The Hardest-Working Man in Rock.

5 minute read

Damon Albarn is at a rare loss, unable to recall the name of a band he was in a few years back. It’s understandable, given that the 46-year-old British rocker has spent the past 25 years playing in an ever changing lineup of groups and collaborations, including Britpop icons Blur in the 1990s; the animated, dub-influenced virtual band Gorillaz in the aughts; and a multimedia opera, Monkey: Journey to the West, inspired by a 16th century Chinese novel, which had its U.S. debut at Lincoln Center last year.

“What’s that other band I was in?” Albarn asks on a recent afternoon, letting the words linger in midflight. He’s trying to recall a one-off trio–you know, the one with the Red Hot Chili Peppers’ bassist Flea and Nigerian drummer Tony Allen? “Ah, yes!” he declares. “Rocket Juice & the Moon!” He lets out a nervous laugh. “Hey, I’ve got a lot going on!”

That he does. Albarn remains consumed by his kaleidoscopic musical endeavors, which are almost compulsive in their variety: collaborations in Mali and Ethiopia with native musicians; production work on soul legend Bobby Womack’s 2012 comeback album; an in-the-works bossa nova track for this summer’s World Cup. And most recently, in April, the release of his weighty debut solo album, Everyday Robots, for which he hits the road this summer on a 24-date global tour, including stops at festivals such as New York’s Governors Ball, Bonnaroo in Tennessee and Denmark’s Roskilde, with nightly set lists drawn from his brilliantly mystifying voyage of a career.

“Productivity can stop,” Albarn offers as his principal motivation. “So I’m going to use every second that I’ve got of musical juice. And when it stops, I will hopefully take it gracefully. Until then, I’ll try to keep getting up in the morning and going to work.”

Albarn is speaking from his West London studio, having logged another eight-hour shift, a weekday custom when he’s home. He picked up this workmanlike approach from his parents, who were originally farmers. “I like that sort of discipline,” he says. “You have to be up and work, and then later you finish.”

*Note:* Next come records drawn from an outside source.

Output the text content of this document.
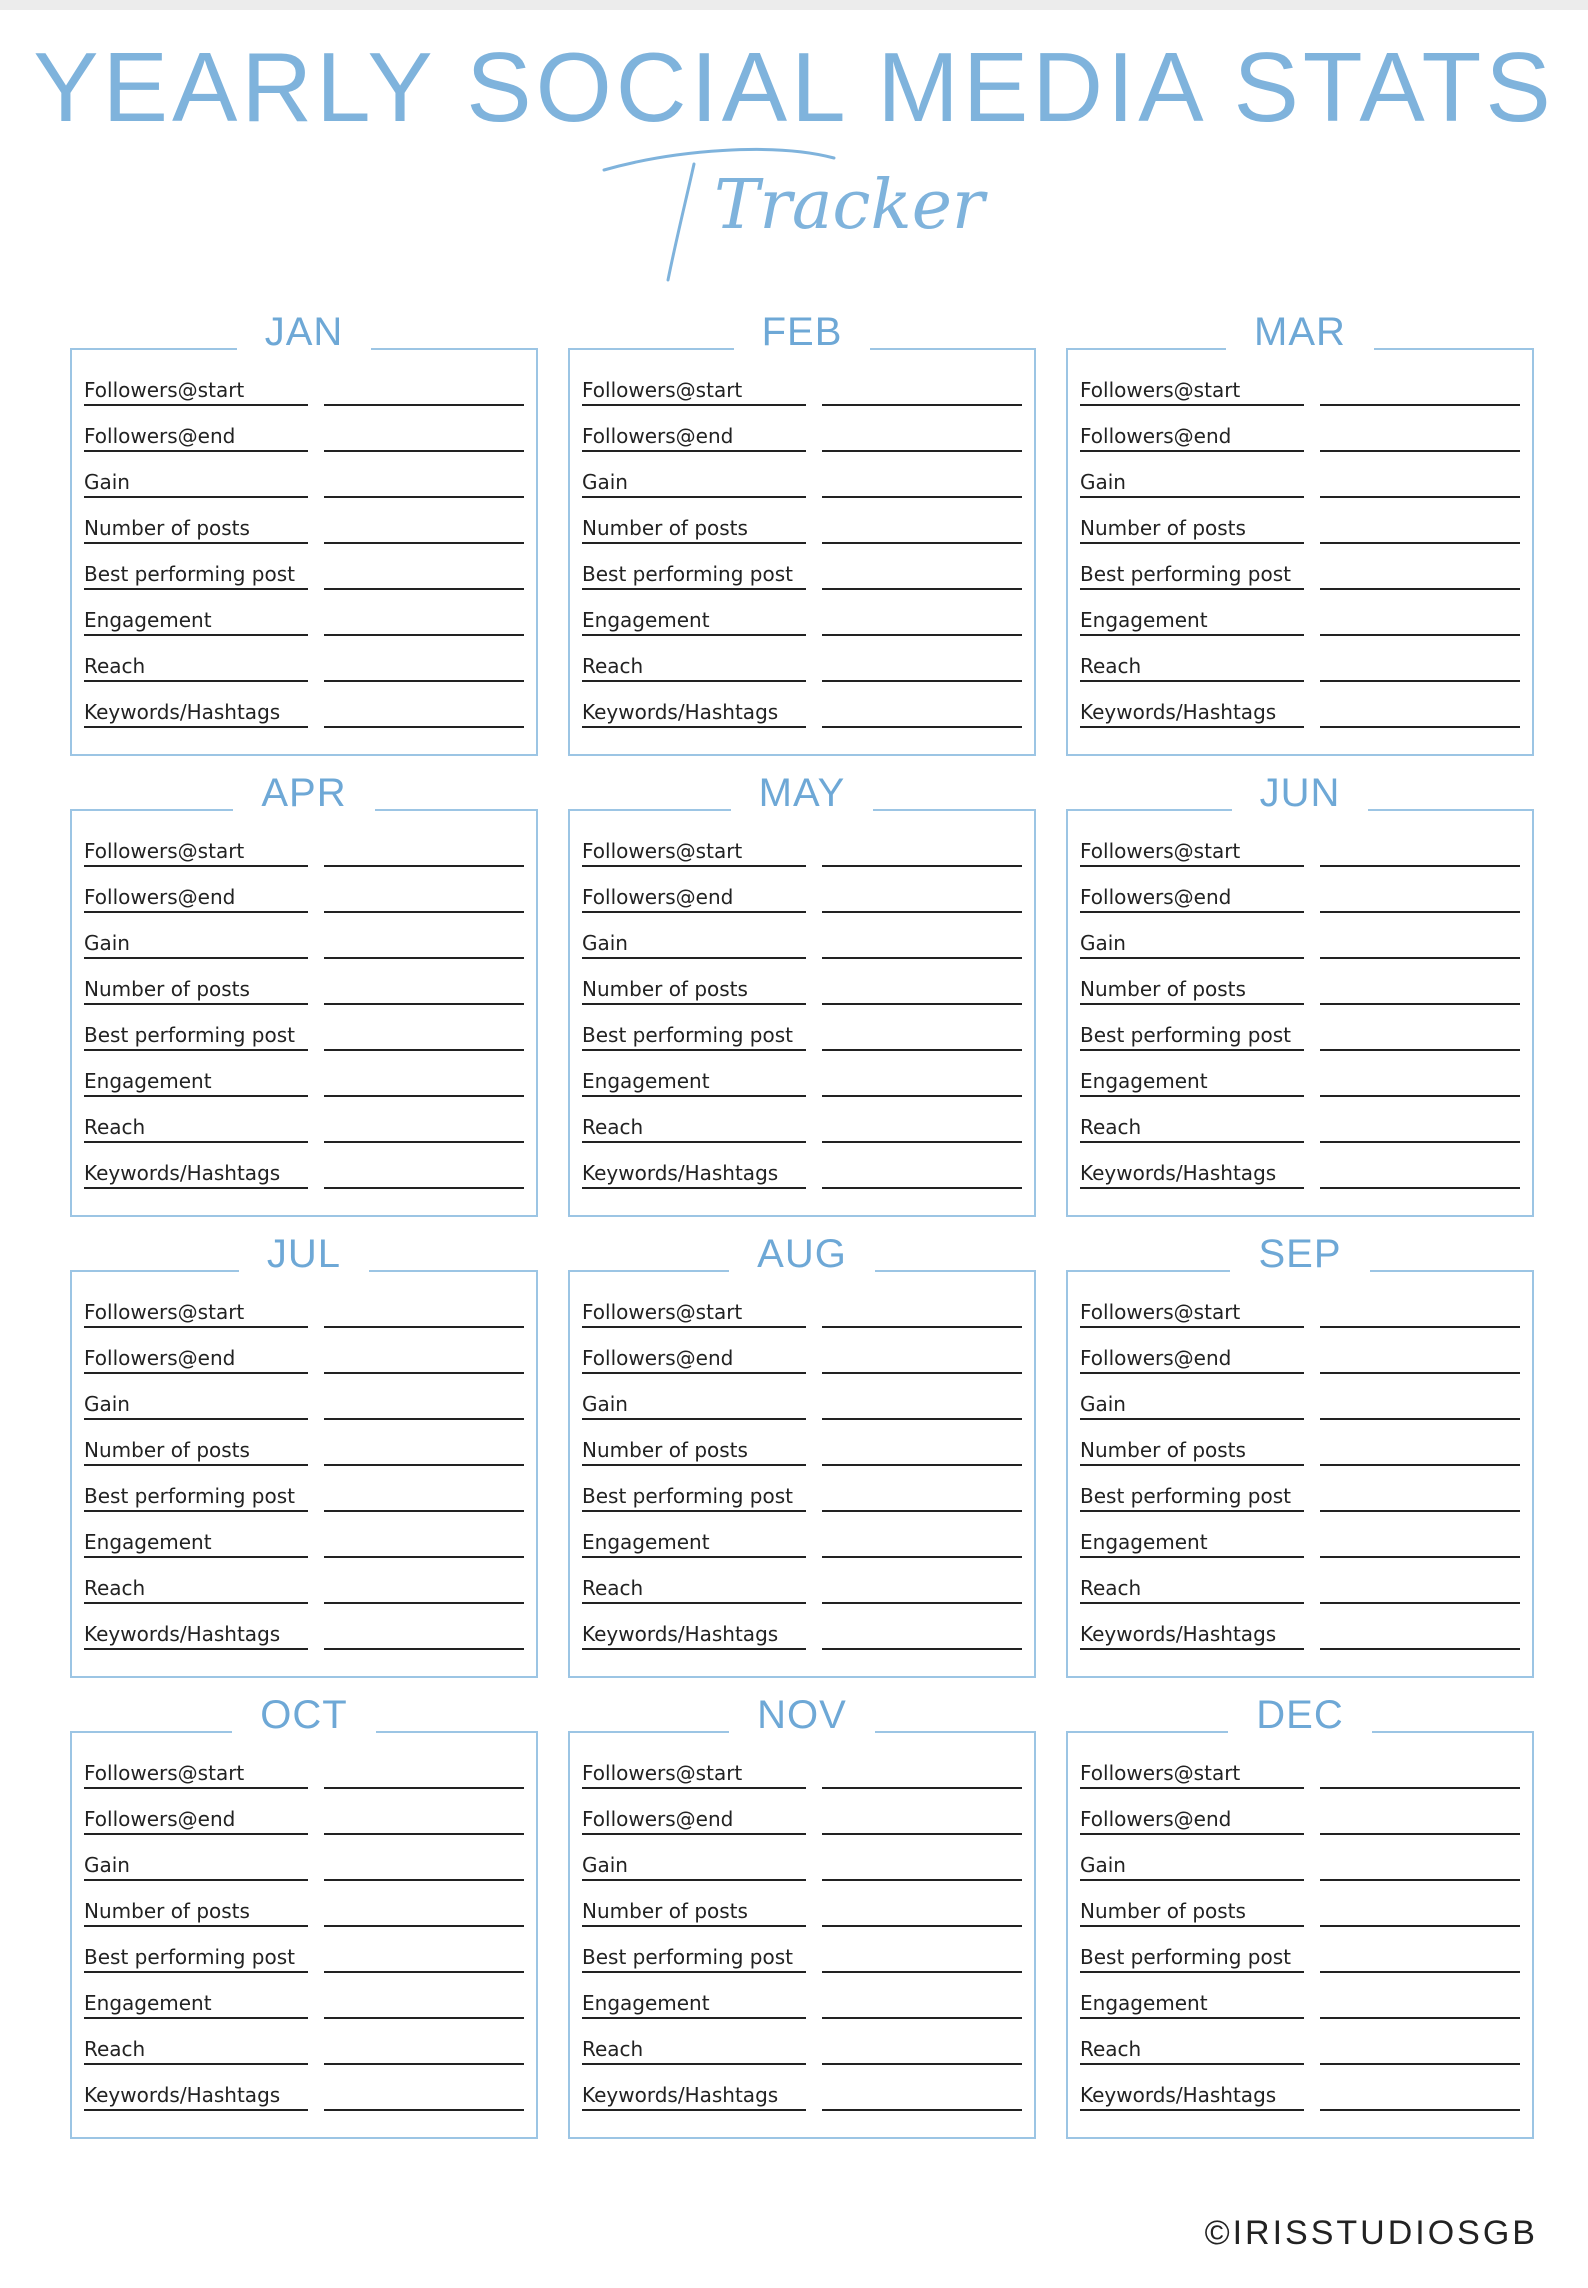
YEARLY SOCIAL MEDIA STATS
Tracker
JAN
Followers@start
Followers@end
Gain
Number of posts
Best performing post
Engagement
Reach
Keywords/Hashtags
FEB
Followers@start
Followers@end
Gain
Number of posts
Best performing post
Engagement
Reach
Keywords/Hashtags
MAR
Followers@start
Followers@end
Gain
Number of posts
Best performing post
Engagement
Reach
Keywords/Hashtags
APR
Followers@start
Followers@end
Gain
Number of posts
Best performing post
Engagement
Reach
Keywords/Hashtags
MAY
Followers@start
Followers@end
Gain
Number of posts
Best performing post
Engagement
Reach
Keywords/Hashtags
JUN
Followers@start
Followers@end
Gain
Number of posts
Best performing post
Engagement
Reach
Keywords/Hashtags
JUL
Followers@start
Followers@end
Gain
Number of posts
Best performing post
Engagement
Reach
Keywords/Hashtags
AUG
Followers@start
Followers@end
Gain
Number of posts
Best performing post
Engagement
Reach
Keywords/Hashtags
SEP
Followers@start
Followers@end
Gain
Number of posts
Best performing post
Engagement
Reach
Keywords/Hashtags
OCT
Followers@start
Followers@end
Gain
Number of posts
Best performing post
Engagement
Reach
Keywords/Hashtags
NOV
Followers@start
Followers@end
Gain
Number of posts
Best performing post
Engagement
Reach
Keywords/Hashtags
DEC
Followers@start
Followers@end
Gain
Number of posts
Best performing post
Engagement
Reach
Keywords/Hashtags
©IRISSTUDIOSGB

For Everyday Robots, Albarn journeyed to an isolated seaside home in Devon. Veteran producer Richard Russell, a longtime friend, urged Albarn to use his own life as a mirror ball of inspiration. As the leader of Blur, Albarn had lampooned contemporary Britain over buzzy guitar riffs. In his latest work, he shifts his focus inward. Amid lilting strings, tugging piano and soft electronic flourishes, the singer revisits a childhood in East London’s Leytonstone (he recently returned there for inspiration), the paranoia and confusion of his mid-’90s peak celebrity and the hazy heroin fog of the following decade. (“Tinfoil and a lighter, the ship across/ Five days on, two days off,” he sings in one of the album’s most revealing–and heavily dissected–lyrics.) The personal subject matter of his songs, Albarn says, weaves “like a river … to the present.”

Albarn, who has a teenage daughter with his longtime girlfriend Suzi Winstanley, the British painter, speaks of his soul-baring turn with great sincerity. As an artist, he has always projected a certain emotional acuity, but he also credits what he refers to as a recent “innate understanding that my life isn’t much different from anyone else’s. I felt [the album] had to be 100% about my life. And if I’m going to be a songwriter, that’s an honest kind of way to go about my trade.”

This openness is central to Albarn’s continued creative streak, Russell says. “Damon has not cut himself off from everyday life,” says the producer. “Damon is a people’s artist. He’s super approachable, and he’s around, and I think that one of the reasons his music continues to be good is because he’s not in a world of bullsh-t, of meaningless celebrity crap. He’s in a world of musicmaking.”

His fellow musicmakers have always responded to his inventiveness. “As far as I’m concerned, he is a genius,” says drummer Allen, who helped pioneer the Afrobeat genre with Fela Kuti several decades before collaborating with Albarn on, among other projects, 2007’s The Good, the Bad & the Queen with the Clash’s Paul Simonon. “He’s the kind of person I’m always looking to work with. Always moving.”

After recently reuniting with Blur for a final tour–“A band in a way can only take you so far,” he says. “Inevitably musicians will go their different ways”–Albarn is optimistic about his forthcoming outing. He’ll be joined by a cadre of the collaborators he’s accumulated on his musical odyssey, a reflection of his desire to keep experimenting.

“It’s fantastic,” he says, “because at some point I’ll be able to turn around and say, ‘I want to play this song,’ and really intuitively gauge the mood of an audience, which is something that I love. Just that sense of everyone together onstage … allowing the evening to sort of evolve without too much planning. That’s my dream.”